We have spent two mornings in the Uffizi and Pitti galleries, one in each. The latter is now called the ‘Palatine’. When I was here in 1870 admittance was free as air, whereas now, as in every museum or ancient building, a franc each is the fee. But these galleries are always crowded and, indeed, the sum is very small as compared with prices in America, and considering the richness of the collections. There are pictures in these galleries which I can shut my eyes and see, and which are a great joy to me. This time we have given more attention than ever before to Fra Angelico and Botticelli the latter on account of an article on his works in a late Harper. But your sisters have for some time been reading up for this week, which is, as the theatre people say, their ‘benefit’, and which they richly deserve.
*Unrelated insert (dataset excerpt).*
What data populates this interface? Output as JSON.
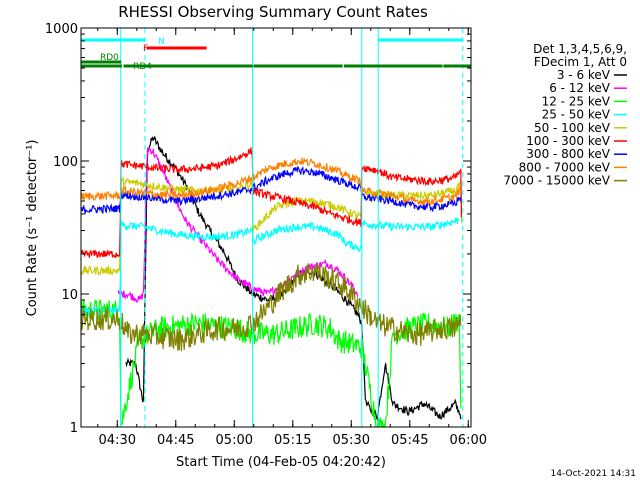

I do wish them to get the best of Italy so that in case of their removal to America they may have stored in their memories precious pictures in abundance of this land of art and beauty.

One morning was given to Santa Croce, the Westminster Abbey of Italy, and yesterday morning to San Marco, with the wonderful frescoes of Fra Angelico in the convent there, now a government museum, and the cell from which Savonarola went forth to die. It never seemed so real to me before. An hour was given also to the church of San Lorenzo, with its double-starred new sacristy and Medici chapel. Tomorrow we must go to the Academy of the Belle Arti. Of course, we have given due attention to the Duomo and Giotto’s Tower and the Baptistery. The Duomo is now resplendent in its facade completed only last year. At the Baptistery we witnessed an infant sprinkling (what a contradiction in that place!), and at San Lorenzo witnessed a bridal procession issue as we entered. There was a wealth of lovely bouquets fastened to the doors of the carriages, but the bride seemed neither young nor beautiful. Two afternoons we have sauntered on Lung’ Arno, looking at the pretty bric-a-brac in this capital of brica-bracdom, and one bright clear afternoon we rode in a carriage on the famous and beautiful ride over the hills of San Miniato, enjoying a lovely view of the city, river and encircling hills. This paper was made at Ponte di Lima, about three miles from Cutigliano, where also the government stamp paper is made.